A herança foucaultiana nos permite, por vezes, considerar inúmeras práticas institucionais legitimadas como expressão dos saberes constituídos no campo dos cuidados nas instituições. O que Michel Foucault (1926-1984) nos adverte, contudo, no que nomeia como atividade genealógica, diz respeito “aos efeitos de poder centralizadores que estão ligados à instituição e ao funcionamento de um discurso científico organizado no interior de uma sociedade como a nossa”.[3] Por isso, a defesa da insurreição dos saberes não se refere a uma reivindicação à ignorância ou a prestigiar a experiência imediata não capturada pelo saber constituído, mas à necessidade de ativar os saberes locais, descontínuos, não legitimados para que abram novos caminhos e mantenham o alerta aos efeitos desse poder.

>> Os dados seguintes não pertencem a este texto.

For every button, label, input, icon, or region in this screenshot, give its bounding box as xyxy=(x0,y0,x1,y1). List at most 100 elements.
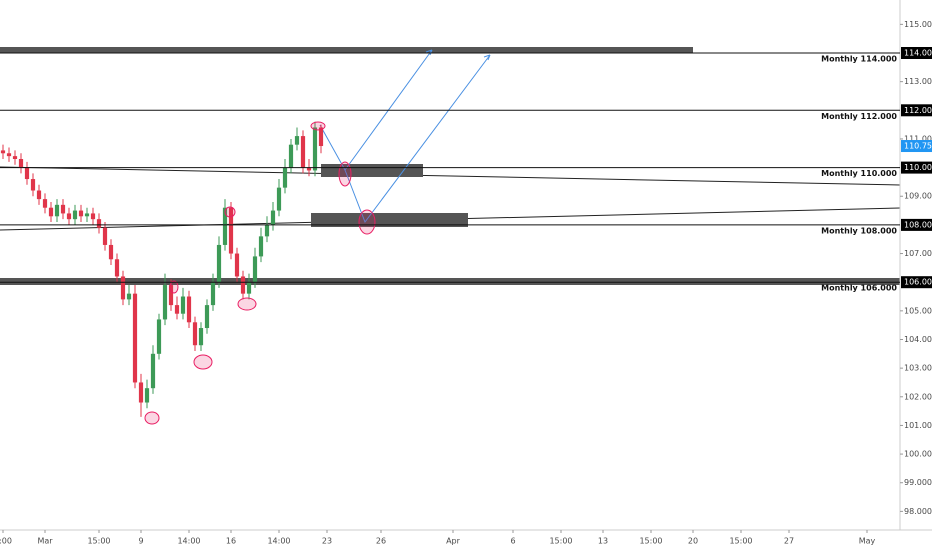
x-tick-label: 14:00 xyxy=(267,537,290,546)
y-tick-label: 99.000 xyxy=(904,478,932,487)
x-tick-label: 27 xyxy=(784,537,794,546)
last-price-label: 110.753 xyxy=(904,142,932,151)
zone xyxy=(321,164,423,177)
x-tick-label: 9 xyxy=(138,537,143,546)
candle-body xyxy=(204,305,210,329)
x-tick-label: 15:00 xyxy=(549,537,572,546)
candle-body xyxy=(306,167,312,171)
candle-body xyxy=(156,319,162,354)
price-label-box xyxy=(901,47,932,59)
candle-body xyxy=(300,136,306,168)
candle-body xyxy=(150,353,156,389)
candle-body xyxy=(102,227,108,245)
x-tick-label: 5:00 xyxy=(0,537,12,546)
level-label: Monthly 110.000 xyxy=(821,169,897,178)
candle-body xyxy=(192,322,198,346)
candle-body xyxy=(210,282,216,306)
candle-body xyxy=(174,305,180,314)
level-label: Monthly 114.000 xyxy=(821,55,897,64)
candle-body xyxy=(282,167,288,188)
candle-body xyxy=(162,285,168,320)
zone xyxy=(311,213,468,227)
candle-body xyxy=(54,204,60,217)
x-tick-label: Mar xyxy=(37,537,53,546)
candle-body xyxy=(114,259,120,277)
x-tick-label: Apr xyxy=(446,537,461,546)
price-label: 108.000 xyxy=(904,220,932,229)
candle-body xyxy=(138,382,144,403)
candle-body xyxy=(6,153,12,157)
candle-body xyxy=(270,210,276,225)
price-label: 112.000 xyxy=(904,106,932,115)
x-tick-label: 13 xyxy=(598,537,608,546)
highlight xyxy=(358,209,376,235)
candle-body xyxy=(228,207,234,254)
y-tick-label: 104.000 xyxy=(904,335,932,344)
highlight xyxy=(310,121,326,131)
highlight xyxy=(144,411,160,425)
candle-body xyxy=(0,150,6,154)
x-tick-label: 15:00 xyxy=(639,537,662,546)
candle-body xyxy=(252,256,258,283)
candle-body xyxy=(84,213,90,217)
candle-body xyxy=(96,219,102,228)
candle-body xyxy=(120,276,126,300)
candle-body xyxy=(72,210,78,220)
y-tick-label: 111.000 xyxy=(904,134,932,143)
candle-body xyxy=(66,213,72,220)
x-tick-label: 15:00 xyxy=(729,537,752,546)
candle-body xyxy=(276,187,282,211)
candle-body xyxy=(12,156,18,159)
level-label: Monthly 112.000 xyxy=(821,112,897,121)
price-axis xyxy=(900,0,932,530)
candle-body xyxy=(222,207,228,245)
level-label: Monthly 106.000 xyxy=(821,284,897,293)
highlights xyxy=(144,121,376,425)
price-label-box xyxy=(901,104,932,117)
candle-body xyxy=(60,204,66,214)
candle-body xyxy=(288,144,294,168)
x-tick-label: May xyxy=(859,537,876,546)
price-label: 106.000 xyxy=(904,278,932,287)
x-tick-label: 23 xyxy=(322,537,332,546)
x-tick-label: 16 xyxy=(226,537,236,546)
last-price-box xyxy=(901,140,932,153)
candle-body xyxy=(198,328,204,346)
candle-body xyxy=(30,179,36,191)
highlight xyxy=(169,280,179,294)
candle-body xyxy=(294,136,300,145)
trend-line xyxy=(0,166,901,186)
candle-body xyxy=(246,282,252,294)
highlight xyxy=(193,354,213,370)
y-tick-label: 115.000 xyxy=(904,20,932,29)
highlight xyxy=(224,206,236,218)
candle-body xyxy=(18,159,24,168)
candle-body xyxy=(312,127,318,171)
price-label: 110.000 xyxy=(904,163,932,172)
zone xyxy=(0,278,900,285)
x-tick-label: 26 xyxy=(376,537,386,546)
x-tick-label: 6 xyxy=(510,537,515,546)
y-tick-label: 105.000 xyxy=(904,306,932,315)
candle-body xyxy=(144,388,150,403)
candle-body xyxy=(126,293,132,300)
highlight xyxy=(338,161,352,187)
axes: 98.000 99.000 100.000 101.000 102.000 103.000… xyxy=(0,20,932,546)
price-label: 114.000 xyxy=(904,49,932,58)
candle-body xyxy=(108,244,114,260)
candle-body xyxy=(78,210,84,217)
candle-body xyxy=(180,296,186,314)
y-tick-label: 107.000 xyxy=(904,249,932,258)
candle-body xyxy=(240,276,246,294)
candle-body xyxy=(24,167,30,180)
y-tick-label: 103.000 xyxy=(904,364,932,373)
candle-body xyxy=(234,253,240,277)
candle-body xyxy=(186,296,192,323)
candle-body xyxy=(42,199,48,208)
candle-body xyxy=(258,236,264,257)
y-tick-label: 98.000 xyxy=(904,507,932,516)
candle-body xyxy=(264,224,270,237)
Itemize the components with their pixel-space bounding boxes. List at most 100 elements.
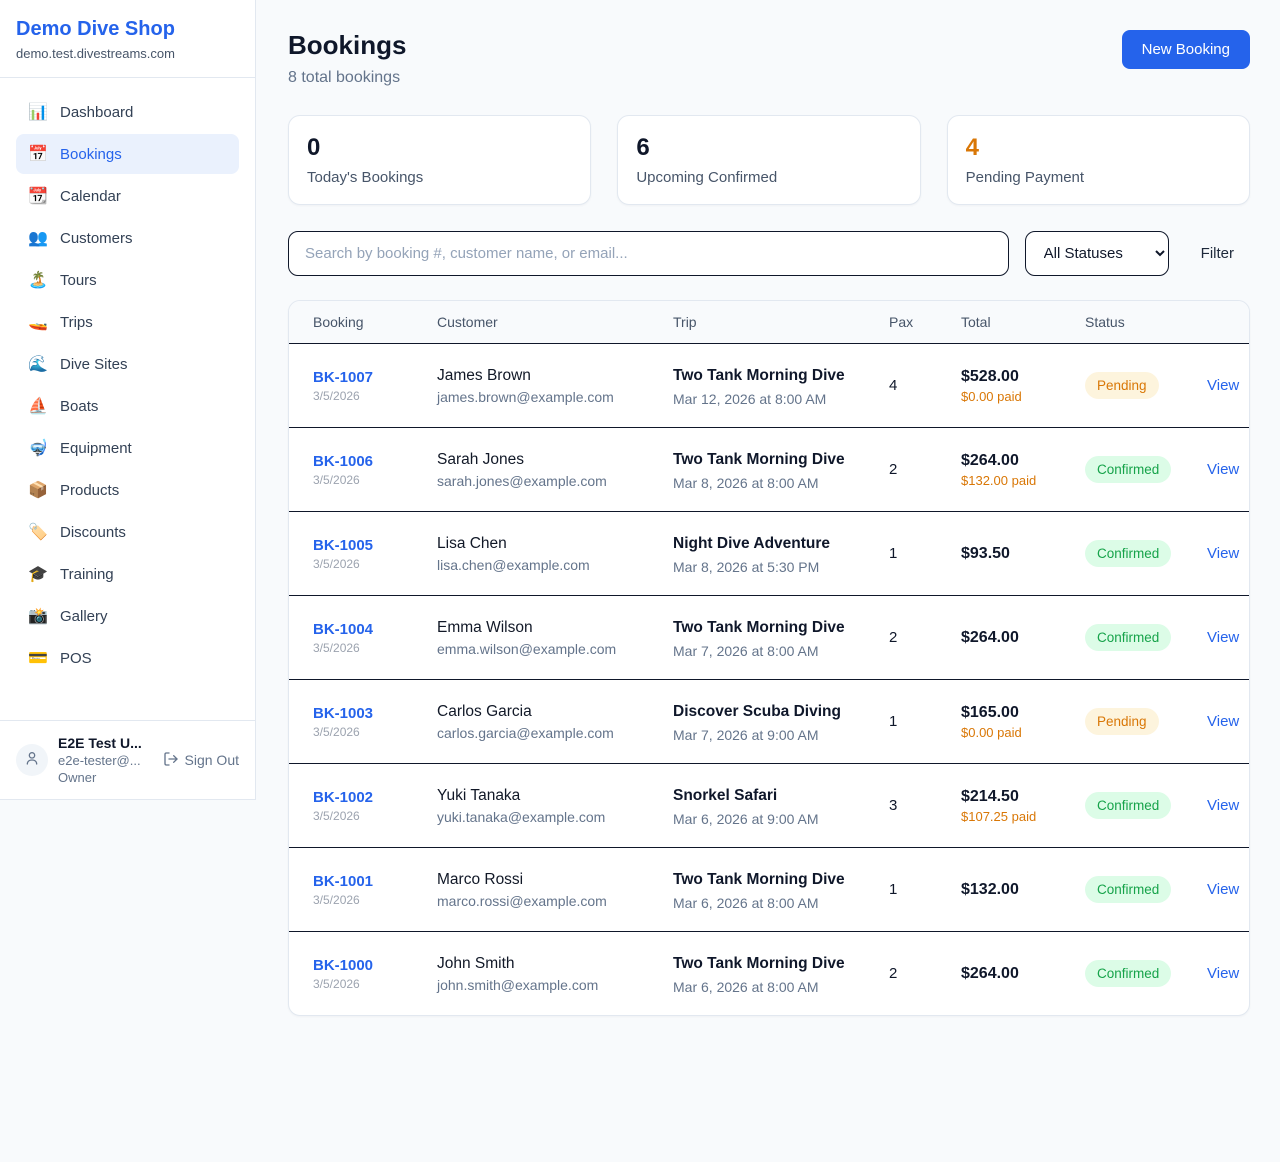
col-pax: Pax	[877, 301, 949, 344]
total-amount: $264.00	[961, 628, 1019, 646]
paid-amount: $132.00 paid	[961, 472, 1037, 488]
trip-name: Two Tank Morning Dive	[673, 619, 845, 637]
sidebar-item-dive-sites[interactable]: 🌊 Dive Sites	[28, 355, 128, 374]
table-row: BK-1000 3/5/2026 John Smith john.smith@e…	[289, 931, 1249, 1016]
table-row: BK-1002 3/5/2026 Yuki Tanaka yuki.tanaka…	[289, 763, 1249, 848]
sidebar-item-products[interactable]: 📦 Products	[28, 481, 120, 500]
view-link[interactable]: View	[1207, 712, 1240, 730]
booking-date: 3/5/2026	[313, 388, 360, 403]
sidebar-item-discounts[interactable]: 🏷️ Discounts	[28, 523, 126, 542]
col-action	[1195, 301, 1249, 344]
booking-id-link[interactable]: BK-1004	[313, 620, 374, 638]
brand-domain: demo.test.divestreams.com	[16, 46, 175, 61]
view-link[interactable]: View	[1207, 544, 1240, 562]
booking-date: 3/5/2026	[313, 556, 360, 571]
stat-value: 6	[636, 134, 650, 161]
booking-id-link[interactable]: BK-1000	[313, 956, 374, 974]
diving-mask-icon: 🤿	[28, 440, 48, 457]
col-total: Total	[949, 301, 1073, 344]
customer-name: Yuki Tanaka	[437, 786, 521, 804]
paid-amount: $107.25 paid	[961, 808, 1037, 824]
sidebar-item-gallery[interactable]: 📸 Gallery	[28, 607, 108, 626]
sidebar-item-dashboard[interactable]: 📊 Dashboard	[28, 103, 134, 122]
pax-count: 1	[889, 544, 898, 562]
filter-button[interactable]: Filter	[1185, 235, 1250, 272]
trip-datetime: Mar 6, 2026 at 8:00 AM	[673, 979, 819, 996]
view-link[interactable]: View	[1207, 880, 1240, 898]
status-badge: Confirmed	[1085, 792, 1172, 820]
view-link[interactable]: View	[1207, 964, 1240, 982]
pax-count: 3	[889, 796, 898, 814]
booking-date: 3/5/2026	[313, 892, 360, 907]
status-badge: Pending	[1085, 708, 1159, 736]
booking-id-link[interactable]: BK-1003	[313, 704, 374, 722]
booking-id-link[interactable]: BK-1006	[313, 452, 374, 470]
stats-cards: 0 Today's Bookings 6 Upcoming Confirmed …	[288, 115, 1250, 205]
graduation-cap-icon: 🎓	[28, 566, 48, 583]
user-name: E2E Test U...	[58, 735, 142, 751]
sidebar-item-boats[interactable]: ⛵ Boats	[28, 397, 99, 416]
col-trip: Trip	[661, 301, 877, 344]
total-amount: $264.00	[961, 964, 1019, 982]
booking-id-link[interactable]: BK-1007	[313, 368, 374, 386]
customer-email: marco.rossi@example.com	[437, 892, 607, 909]
page-header: Bookings 8 total bookings New Booking	[288, 30, 1250, 87]
sidebar-item-trips[interactable]: 🚤 Trips	[28, 313, 93, 332]
sidebar-item-pos[interactable]: 💳 POS	[28, 649, 92, 668]
customer-name: Lisa Chen	[437, 534, 507, 552]
user-panel: E2E Test U... e2e-tester@... Owner Sign …	[0, 720, 255, 799]
sidebar-item-tours[interactable]: 🏝️ Tours	[28, 271, 97, 290]
view-link[interactable]: View	[1207, 796, 1240, 814]
view-link[interactable]: View	[1207, 460, 1240, 478]
sailboat-icon: ⛵	[28, 398, 48, 415]
sign-out-button[interactable]: Sign Out	[163, 751, 239, 770]
customer-name: Emma Wilson	[437, 618, 533, 636]
customer-email: john.smith@example.com	[437, 976, 599, 993]
trip-datetime: Mar 7, 2026 at 8:00 AM	[673, 643, 819, 660]
customer-email: emma.wilson@example.com	[437, 640, 617, 657]
main-content: Bookings 8 total bookings New Booking 0 …	[256, 0, 1280, 1162]
customer-name: Carlos Garcia	[437, 702, 532, 720]
user-email: e2e-tester@...	[58, 753, 141, 768]
trip-name: Two Tank Morning Dive	[673, 871, 845, 889]
stat-label: Today's Bookings	[307, 169, 424, 186]
booking-id-link[interactable]: BK-1005	[313, 536, 374, 554]
booking-date: 3/5/2026	[313, 472, 360, 487]
sidebar-item-calendar[interactable]: 📆 Calendar	[28, 187, 121, 206]
sidebar-item-training[interactable]: 🎓 Training	[28, 565, 114, 584]
customer-name: James Brown	[437, 366, 531, 384]
booking-id-link[interactable]: BK-1001	[313, 872, 374, 890]
view-link[interactable]: View	[1207, 628, 1240, 646]
stat-value: 4	[965, 134, 980, 161]
stat-value: 0	[307, 134, 321, 161]
booking-id-link[interactable]: BK-1002	[313, 788, 374, 806]
col-booking: Booking	[289, 301, 425, 344]
sidebar-item-bookings[interactable]: 📅 Bookings	[16, 134, 239, 174]
status-badge: Confirmed	[1085, 624, 1172, 652]
total-amount: $264.00	[961, 451, 1019, 469]
table-row: BK-1006 3/5/2026 Sarah Jones sarah.jones…	[289, 427, 1249, 512]
camera-icon: 📸	[28, 608, 48, 625]
booking-date: 3/5/2026	[313, 724, 360, 739]
tag-icon: 🏷️	[28, 524, 48, 541]
trip-name: Discover Scuba Diving	[673, 703, 841, 721]
view-link[interactable]: View	[1207, 376, 1240, 394]
search-input[interactable]	[288, 231, 1009, 276]
sidebar-item-customers[interactable]: 👥 Customers	[28, 229, 133, 248]
page-subtitle: 8 total bookings	[288, 69, 401, 86]
brand-name: Demo Dive Shop	[16, 18, 175, 40]
total-amount: $93.50	[961, 544, 1010, 562]
user-icon	[24, 750, 40, 771]
new-booking-button[interactable]: New Booking	[1121, 30, 1250, 69]
status-badge: Confirmed	[1085, 540, 1172, 568]
status-badge: Confirmed	[1085, 876, 1172, 904]
credit-card-icon: 💳	[28, 650, 48, 667]
package-icon: 📦	[28, 482, 48, 499]
status-filter-select[interactable]: All Statuses	[1024, 231, 1169, 276]
total-amount: $214.50	[961, 787, 1019, 805]
stat-label: Pending Payment	[965, 169, 1085, 186]
pax-count: 1	[889, 880, 898, 898]
sidebar-item-equipment[interactable]: 🤿 Equipment	[28, 439, 132, 458]
table-row: BK-1003 3/5/2026 Carlos Garcia carlos.ga…	[289, 679, 1249, 764]
bookings-table-card: Booking Customer Trip Pax Total Status B…	[288, 300, 1250, 1017]
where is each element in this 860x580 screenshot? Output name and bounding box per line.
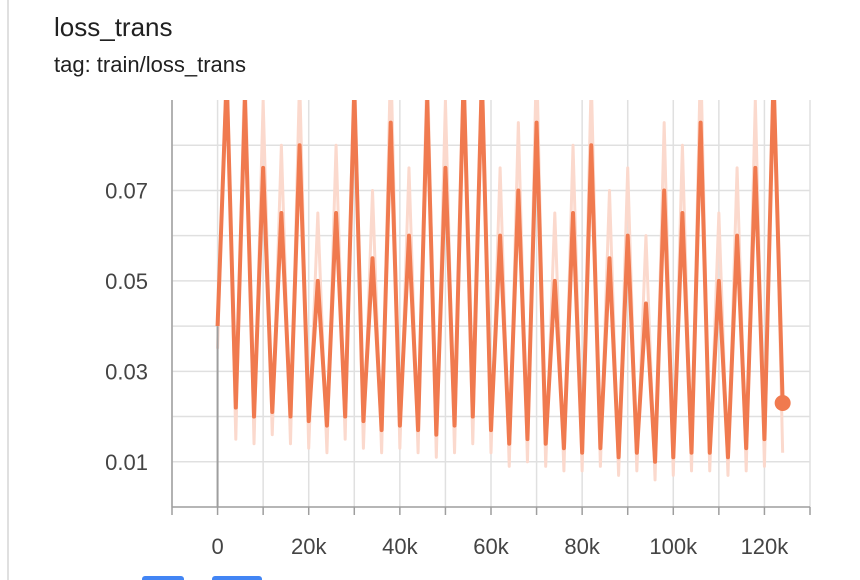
plot-area bbox=[215, 100, 785, 507]
y-tick-label: 0.03 bbox=[105, 359, 148, 384]
toolbar-button[interactable] bbox=[212, 576, 262, 580]
toolbar-button[interactable] bbox=[142, 576, 184, 580]
y-tick-label: 0.01 bbox=[105, 450, 148, 475]
chart-subtitle: tag: train/loss_trans bbox=[54, 52, 246, 77]
x-tick-label: 80k bbox=[564, 534, 600, 559]
y-tick-label: 0.05 bbox=[105, 269, 148, 294]
x-tick-label: 20k bbox=[291, 534, 327, 559]
chart-title: loss_trans bbox=[54, 12, 173, 42]
y-tick-label: 0.07 bbox=[105, 178, 148, 203]
axes: 0 20k 40k 60k 80k 100k 120k 0.01 0.03 0.05 0.07 bbox=[105, 100, 811, 559]
x-tick-label: 100k bbox=[649, 534, 698, 559]
x-tick-label: 120k bbox=[741, 534, 790, 559]
last-point bbox=[774, 394, 791, 411]
x-tick-label: 40k bbox=[382, 534, 418, 559]
x-tick-label: 0 bbox=[211, 534, 223, 559]
line bbox=[215, 100, 785, 464]
x-tick-label: 60k bbox=[473, 534, 509, 559]
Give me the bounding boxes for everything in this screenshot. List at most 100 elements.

Estamos diante de uma complexa arquitetura que demanda o conhecimento teórico-clínico e a consciência da equação saber x poder que envolve as práticas institucionais. A construção de dispositivos clínicos, portanto, exige nosso questionamento e nossa atenção. Qual dispositivo? Para qual demanda? Ora, o dispositivo é instituído; ele não é a realidade; e tem uma finalidade e um sentido que o marcam e que lhe são inerentes. Não podemos tratá-lo como se fosse revestido de uma natural neutralidade.  Pensá-lo exige compreender a função do trabalho psíquico nele e por ele produzido e o sistema de decodificação ou de interpretação nele concebido. Fortalecidos dessa prudência, conseguiremos acessar as formas do cuidar atento às diferenças e enfrentar o dilema dessa equação entre clínica e política.

Notas:

[1] Este artigo refere-se parcialmente à participação em mesa intitulada Figuras da diferença e dispositivo psicanalítico de grupo, II COLÓQUIO DA REDE INTERUNIVERSITÁRIA GRUPOS E VÍNCULOS INTERSUBJETIVOS e I SIMPÓSIO INTERNACIONAL DA ASSOCIAÇÃO BRASILEIRA DE PSICANÁLISE DE CASAL E FAMÍLIA, 18 a 20 abr. 2018, São Paulo.
[2] Cf. Kaës, René. (1996) Souffrance et Psychopathologie des Liens Institués. In: Kaës, René et al. Souffrance et Psychopathologie des Liens Institutionnels. Paris: Dunod, 1996.
[3] Foucault, Michel. (1979) Microfísica do poder. Tradução e Organização: Roberto Machado. Rio de Janeiro: Graal, 2001, p. 171.

Imagem: Annie King | For Real | EUA | [s.d.] | tinta acrílica sobre tela

Maria Inês Assumpção Fernandes é professora titular do Instituto de Psicologia da Universidade de São Paulo (IPUSP), com tese de livre-docência sobre Mestiçagem e Ideologia (2004). Docente desde 1977 no IPUSP, atuando na graduação e na pós-graduação, desenvolvendo projetos de pesquisa e extensão nas áreas de saúde mental, processos coletivos, grupais e institucionais, nestes últimos considerando-se famílias e casais, também coordena o Laboratório de Estudos em Psicanálise e Psicologia Social (LAPSO).